08.11.2002 EU

EuGH: Klärung der Zuständigkeitsverteilung für den Abschluss internationaler Luftverkehrsabkommen


Mit Urteilen vom 5. November 2002 (C-466/98, C-467/98, C-468/98, C-469/98, C-471/98, C-472/98, C-475/98 und C-476/98 - Kommission/Vereinigtes Königreich, Dänemark, Schweden, Finnland, Belgien, Luxemburg, Österreich, Deutschland) hat der Europäische Gerichtshof erkannt, dass bestimmte Aspekte bei der Aufstellung von Flugpreisen für den Flugverkehr innerhalb der Gemeinschaft, die für Luftfahrtunternehmen gelten, welche keine Luftfahrtunternehmen der Gemeinschaft sind, in die ausschließliche Außenkompetenz der Gemeinschaft fallen.

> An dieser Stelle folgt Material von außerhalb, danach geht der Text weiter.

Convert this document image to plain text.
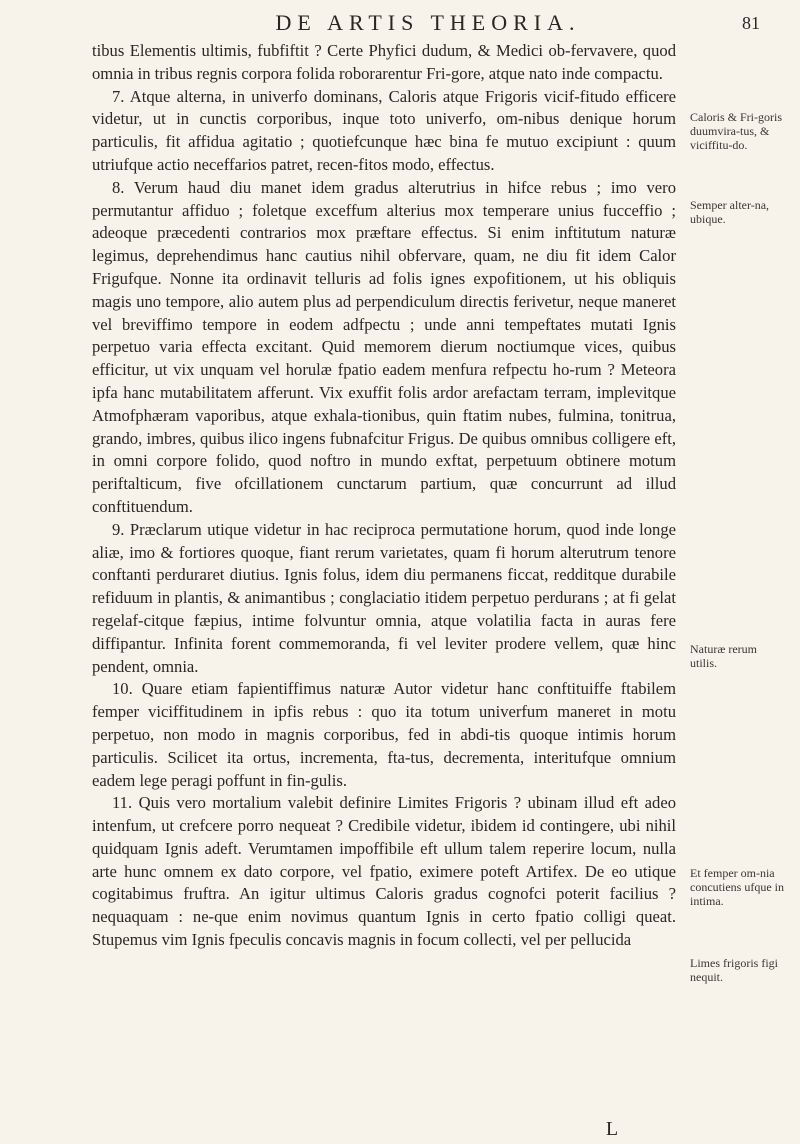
DE ARTIS THEORIA.	81

tibus Elementis ultimis, fubfiftit ? Certe Phyfici dudum, & Medici ob-fervavere, quod omnia in tribus regnis corpora folida roborarentur Fri-gore, atque nato inde compactu.

7. Atque alterna, in univerfo dominans, Caloris atque Frigoris vicif-fitudo efficere videtur, ut in cunctis corporibus, inque toto univerfo, om-nibus denique horum particulis, fit affidua agitatio ; quotiefcunque hæc bina fe mutuo excipiunt : quum utriufque actio neceffarios patret, recen-fitos modo, effectus.

8. Verum haud diu manet idem gradus alterutrius in hifce rebus ; imo vero permutantur affiduo ; foletque exceffum alterius mox temperare unius fucceffio ; adeoque præcedenti contrarios mox præftare effectus. Si enim inftitutum naturæ legimus, deprehendimus hanc cautius nihil obfervare, quam, ne diu fit idem Calor Frigufque. Nonne ita ordinavit telluris ad folis ignes expofitionem, ut his obliquis magis uno tempore, alio autem plus ad perpendiculum directis ferivetur, neque maneret vel breviffimo tempore in eodem adfpectu ; unde anni tempeftates mutati Ignis perpetuo varia effecta excitant. Quid memorem dierum noctiumque vices, quibus efficitur, ut vix unquam vel horulæ fpatio eadem menfura refpectu ho-rum ? Meteora ipfa hanc mutabilitatem afferunt. Vix exuffit folis ardor arefactam terram, implevitque Atmofphæram vaporibus, atque exhala-tionibus, quin ftatim nubes, fulmina, tonitrua, grando, imbres, quibus ilico ingens fubnafcitur Frigus. De quibus omnibus colligere eft, in omni corpore folido, quod noftro in mundo exftat, perpetuum obtinere motum periftalticum, five ofcillationem cunctarum partium, quæ concurrunt ad illud conftituendum.

9. Præclarum utique videtur in hac reciproca permutatione horum, quod inde longe aliæ, imo & fortiores quoque, fiant rerum varietates, quam fi horum alterutrum tenore conftanti perduraret diutius. Ignis folus, idem diu permanens ficcat, redditque durabile refiduum in plantis, & animantibus ; conglaciatio itidem perpetuo perdurans ; at fi gelat regelaf-citque fæpius, intime folvuntur omnia, atque volatilia facta in auras fere diffipantur. Infinita forent commemoranda, fi vel leviter prodere vellem, quæ hinc pendent, omnia.

10. Quare etiam fapientiffimus naturæ Autor videtur hanc conftituiffe ftabilem femper viciffitudinem in ipfis rebus : quo ita totum univerfum maneret in motu perpetuo, non modo in magnis corporibus, fed in abdi-tis quoque intimis horum particulis. Scilicet ita ortus, incrementa, fta-tus, decrementa, interitufque omnium eadem lege peragi poffunt in fin-gulis.

11. Quis vero mortalium valebit definire Limites Frigoris ? ubinam illud eft adeo intenfum, ut crefcere porro nequeat ? Credibile videtur, ibidem id contingere, ubi nihil quidquam Ignis adeft. Verumtamen impoffibile eft ullum talem reperire locum, nulla arte hunc omnem ex dato corpore, vel fpatio, eximere poteft Artifex. De eo utique cogitabimus fruftra. An igitur ultimus Caloris gradus cognofci poterit facilius ? nequaquam : ne-que enim novimus quantum Ignis in certo fpatio colligi queat. Stupemus vim Ignis fpeculis concavis magnis in focum collecti, vel per pellucida

Caloris & Fri-goris duumvira-tus, & viciffitu-do.
Semper alter-na, ubique.
Naturæ rerum utilis.
Et femper om-nia concutiens ufque in intima.
Limes frigoris figi nequit.
L
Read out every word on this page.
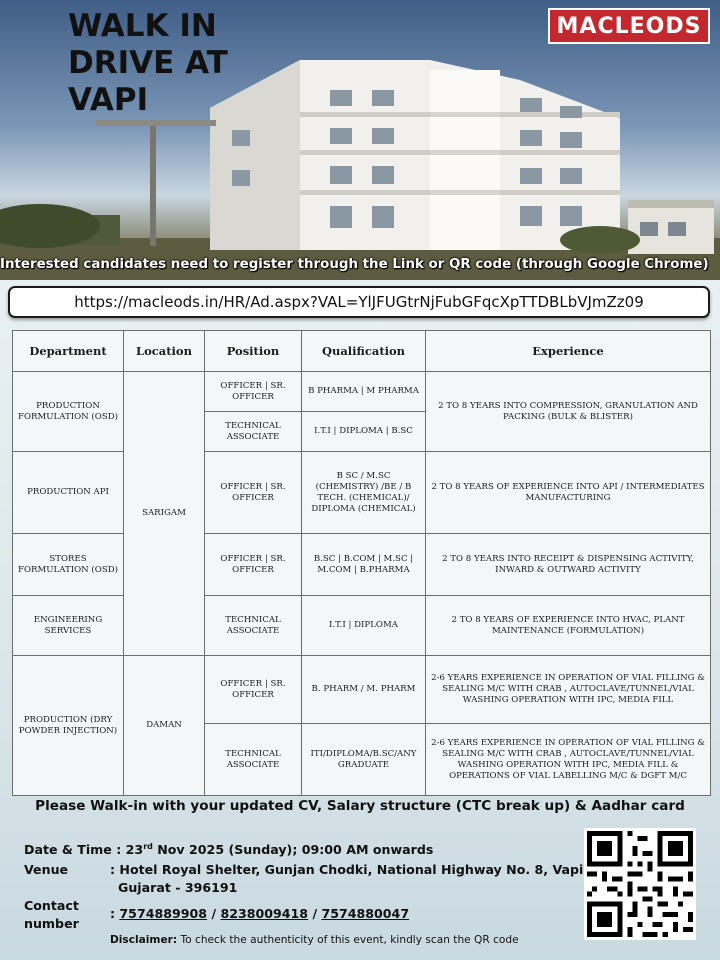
WALK IN
DRIVE AT
VAPI
MACLEODS

Interested candidates need to register through the Link or QR code (through Google Chrome)

https://macleods.in/HR/Ad.aspx?VAL=YlJFUGtrNjFubGFqcXpTTDBLbVJmZz09
Department	Location	Position	Qualification	Experience
PRODUCTION FORMULATION (OSD)	SARIGAM	OFFICER | SR. OFFICER	B PHARMA | M PHARMA	2 TO 8 YEARS INTO COMPRESSION, GRANULATION AND PACKING (BULK & BLISTER)
		TECHNICAL ASSOCIATE	I.T.I | DIPLOMA | B.SC	
PRODUCTION API		OFFICER | SR. OFFICER	B SC / M.SC (CHEMISTRY) /BE / B TECH. (CHEMICAL)/ DIPLOMA (CHEMICAL)	2 TO 8 YEARS OF EXPERIENCE INTO API / INTERMEDIATES MANUFACTURING
STORES FORMULATION (OSD)		OFFICER | SR. OFFICER	B.SC | B.COM | M.SC | M.COM | B.PHARMA	2 TO 8 YEARS INTO RECEIPT & DISPENSING ACTIVITY, INWARD & OUTWARD ACTIVITY
ENGINEERING SERVICES		TECHNICAL ASSOCIATE	I.T.I | DIPLOMA	2 TO 8 YEARS OF EXPERIENCE INTO HVAC, PLANT MAINTENANCE (FORMULATION)
PRODUCTION (DRY POWDER INJECTION)	DAMAN	OFFICER | SR. OFFICER	B. PHARM / M. PHARM	2-6 YEARS EXPERIENCE IN OPERATION OF VIAL FILLING & SEALING M/C WITH CRAB , AUTOCLAVE/TUNNEL/VIAL WASHING OPERATION WITH IPC, MEDIA FILL
		TECHNICAL ASSOCIATE	ITI/DIPLOMA/B.SC/ANY GRADUATE	2-6 YEARS EXPERIENCE IN OPERATION OF VIAL FILLING & SEALING M/C WITH CRAB , AUTOCLAVE/TUNNEL/VIAL WASHING OPERATION WITH IPC, MEDIA FILL & OPERATIONS OF VIAL LABELLING M/C & DGFT M/C

Please Walk-in with your updated CV, Salary structure (CTC break up) & Aadhar card

Date & Time : 23rd Nov 2025 (Sunday); 09:00 AM onwards
Venue	: Hotel Royal Shelter, Gunjan Chodki, National Highway No. 8, Vapi
Gujarat - 396191
Contact
number
: 7574889908 / 8238009418 / 7574880047

Disclaimer: To check the authenticity of this event, kindly scan the QR code
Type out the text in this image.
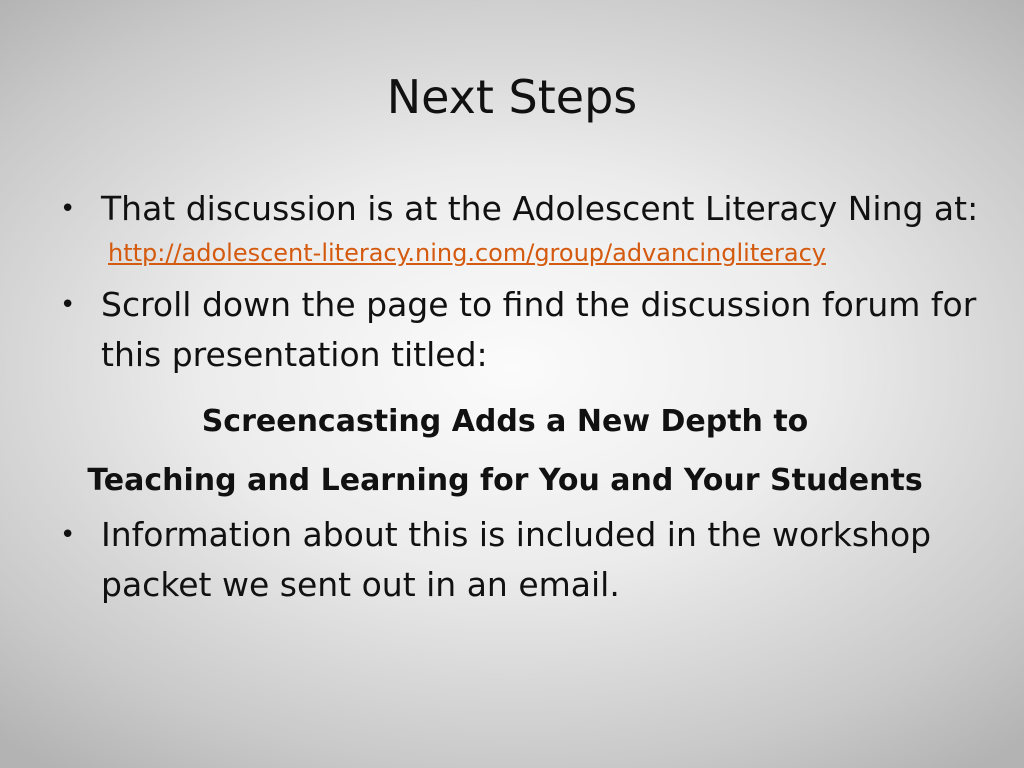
Next Steps

• That discussion is at the Adolescent Literacy Ning at:

http://adolescent-literacy.ning.com/group/advancingliteracy

• Scroll down the page to find the discussion forum for this presentation titled:

Screencasting Adds a New Depth to

Teaching and Learning for You and Your Students

• Information about this is included in the workshop packet we sent out in an email.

Dies gilt auch für Verpflichtungen hinsichtlich computergesteuerter Buchungssysteme.

Insoweit sind die zwischen einzelnen Mitgliedstaaten und den USA geschlossenen "Open-skies"-Abkommen mit dem Gemeinschaftsrecht unvereinbar. Außerdem stellt die Klausel über Eigentum und Kontrolle der Luftfahrtunternehmen laut Auffassung des EuGH eine mit dem Gemeinschaftsrecht unvereinbare Diskriminierung dar.

Zum Hintergrund: Der EG-Vertrag enthält spezielle Bestimmungen über den Verkehr, die dem Rat spezifische Befugnisse übertragen, aufgrund deren er 1987, 1990 sowie 1992 drei "Maßnahmenpakete" erlassen konnte, mit denen die Dienstleistungsfreiheit im gemeinschaftlichen Luftverkehr und der freie Wettbewerb innerhalb der Gemeinschaft gewährleistet werden sollten. Das Paket von 1992 umfasst drei Verordnungen betreffend

- die Erteilung von Betriebsgenehmigungen durch die Mitgliedstaaten an in der Gemeinschaft niedergelassene Luftfahrtunternehmen,

- den Zugang von Luftfahrtunternehmen der Gemeinschaft zu den innergemeinschaftlichen Strecken sowie

- die Aufstellung von Flugpreisen für den Flugverkehr innerhalb der Gemeinschaft.

Vervollständigt wird dieses Paket insbesondere durch zwei weitere Verordnungen von 1989 und 1993 über computergesteuerte Buchungssysteme (CRS) einerseits sowie über die Zuweisung von Zeitnischen.

Seit Beginn der 90er Jahre schon hatte die Kommission den Rat ersucht, ihr ein Mandat für die Aushandlung eines Luftverkehrsabkommens mit den USA zu erteilen, welches die bilateralen Abkommen hätte ersetzen sollen, die einzelne europäische Staaten zuvor zu einer Zeit geschlossen hatten, zu welcher sie nicht Mitglieder der Gemeinschaft gewesen waren. Die Kommission hatte ein beschränktes Mandat für Verhandlungen mit den Vereinigten Staaten erhalten, welches aber zu keinem Abkommen zwischen der Gemeinschaft und den USA geführt hatte.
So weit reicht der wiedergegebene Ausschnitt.